Les céramiques retrouvées, ornées de décorations incisées, et les outils en fer démontrent des compétences artisanales avancées. Les ivoires et les poids de métier à tisser suggèrent également une production sophistiquée de biens. « Nos efforts se concentreront désormais sur l’étude de ces restes pour mieux comprendre les processus de production de la Première Âge du Fer dans cette région », précise Sebastián Celestino. L’exploration des zones de production le long du côté est du site et l’ouverture des pièces flanquant l’espace principal, encore bien conservées, permettront de définir plus précisément la fonctionnalité du bâtiment et les techniques utilisées par les artisans tartessiens.
Perspectives futures
Le projet « Construire Tartessos », financé par l’Agence nationale de la recherche en Espagne, a pour objectif principal de caractériser la culture matérielle tartessienne à travers l’analyse architecturale des grands bâtiments en adobe.
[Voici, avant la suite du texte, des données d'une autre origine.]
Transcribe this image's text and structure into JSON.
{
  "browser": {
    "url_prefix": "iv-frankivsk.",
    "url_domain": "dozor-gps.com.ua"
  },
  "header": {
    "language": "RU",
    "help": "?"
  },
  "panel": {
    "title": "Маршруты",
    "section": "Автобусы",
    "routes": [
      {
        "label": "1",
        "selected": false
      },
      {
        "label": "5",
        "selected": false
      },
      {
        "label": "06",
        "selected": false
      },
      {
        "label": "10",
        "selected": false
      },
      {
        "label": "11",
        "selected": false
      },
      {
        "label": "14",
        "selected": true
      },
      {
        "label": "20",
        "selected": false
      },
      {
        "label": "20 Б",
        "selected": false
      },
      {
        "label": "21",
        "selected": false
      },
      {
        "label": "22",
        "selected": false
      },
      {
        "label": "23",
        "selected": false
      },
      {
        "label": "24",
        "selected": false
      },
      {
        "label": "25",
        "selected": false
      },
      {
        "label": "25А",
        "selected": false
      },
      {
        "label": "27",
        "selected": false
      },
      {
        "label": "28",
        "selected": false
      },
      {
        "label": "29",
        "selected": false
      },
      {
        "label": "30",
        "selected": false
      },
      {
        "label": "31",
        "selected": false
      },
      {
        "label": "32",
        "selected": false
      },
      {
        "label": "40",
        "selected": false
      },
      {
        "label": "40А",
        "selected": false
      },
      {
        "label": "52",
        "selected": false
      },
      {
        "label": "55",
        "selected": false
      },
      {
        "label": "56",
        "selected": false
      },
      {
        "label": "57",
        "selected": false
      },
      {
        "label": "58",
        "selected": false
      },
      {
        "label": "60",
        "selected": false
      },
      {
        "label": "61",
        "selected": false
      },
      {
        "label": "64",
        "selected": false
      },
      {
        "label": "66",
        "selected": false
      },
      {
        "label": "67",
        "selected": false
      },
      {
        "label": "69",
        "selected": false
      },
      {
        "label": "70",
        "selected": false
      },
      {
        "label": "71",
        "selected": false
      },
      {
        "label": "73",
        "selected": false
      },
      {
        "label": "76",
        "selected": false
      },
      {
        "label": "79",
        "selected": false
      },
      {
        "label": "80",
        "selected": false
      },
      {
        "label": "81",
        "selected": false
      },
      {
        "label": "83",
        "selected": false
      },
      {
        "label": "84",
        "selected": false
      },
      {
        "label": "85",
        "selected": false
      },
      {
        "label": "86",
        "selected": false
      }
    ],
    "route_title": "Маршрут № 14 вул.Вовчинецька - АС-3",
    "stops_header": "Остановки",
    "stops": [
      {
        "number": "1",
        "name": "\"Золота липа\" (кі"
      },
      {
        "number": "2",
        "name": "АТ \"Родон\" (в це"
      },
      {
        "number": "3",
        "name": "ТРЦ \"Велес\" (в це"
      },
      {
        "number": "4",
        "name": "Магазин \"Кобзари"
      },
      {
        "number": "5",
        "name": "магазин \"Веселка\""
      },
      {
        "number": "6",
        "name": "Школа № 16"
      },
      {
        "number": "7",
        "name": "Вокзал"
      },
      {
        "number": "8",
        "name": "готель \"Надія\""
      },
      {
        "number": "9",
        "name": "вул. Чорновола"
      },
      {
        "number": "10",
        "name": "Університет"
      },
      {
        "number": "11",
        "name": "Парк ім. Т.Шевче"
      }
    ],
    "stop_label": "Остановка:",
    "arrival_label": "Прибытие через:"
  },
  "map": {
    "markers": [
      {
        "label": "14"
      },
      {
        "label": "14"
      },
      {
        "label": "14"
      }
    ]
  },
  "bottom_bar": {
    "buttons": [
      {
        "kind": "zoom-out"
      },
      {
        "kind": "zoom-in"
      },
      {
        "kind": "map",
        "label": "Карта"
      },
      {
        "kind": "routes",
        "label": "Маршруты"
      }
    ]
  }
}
Il s’inscrit dans le cadre du Plan national de R&D du Ministère de la Science, de l’Innovation et des Universités.
La prochaine campagne de fouilles se concentrera sur la délimitation des zones de production situées le long du côté est du site de Casas del Turuñuelo. Les archéologues prévoient d’ouvrir les pièces flanquant l’espace principal, qui ont été remarquablement bien conservées. Ces pièces fourniront certainement des informations précieuses sur la fonctionnalité du bâtiment et les techniques artisanales utilisées par les Tartessiens.
Sebastián Celestino explique alors que l’étude des artéfacts récupérés permettra d’approfondir la compréhension des processus de production de l’époque. En parallèle, les efforts se concentreront sur la documentation des techniques de construction et des solutions architecturales employées. Ils offriront ainsi une vision plus complète de l’organisation spatiale et fonctionnelle du site. Ce projet vise à intégrer l’architecture comme un élément clé pour comprendre le territoire. Il doit permettre aussi à appréhender la société tartessienne dans ses derniers moments.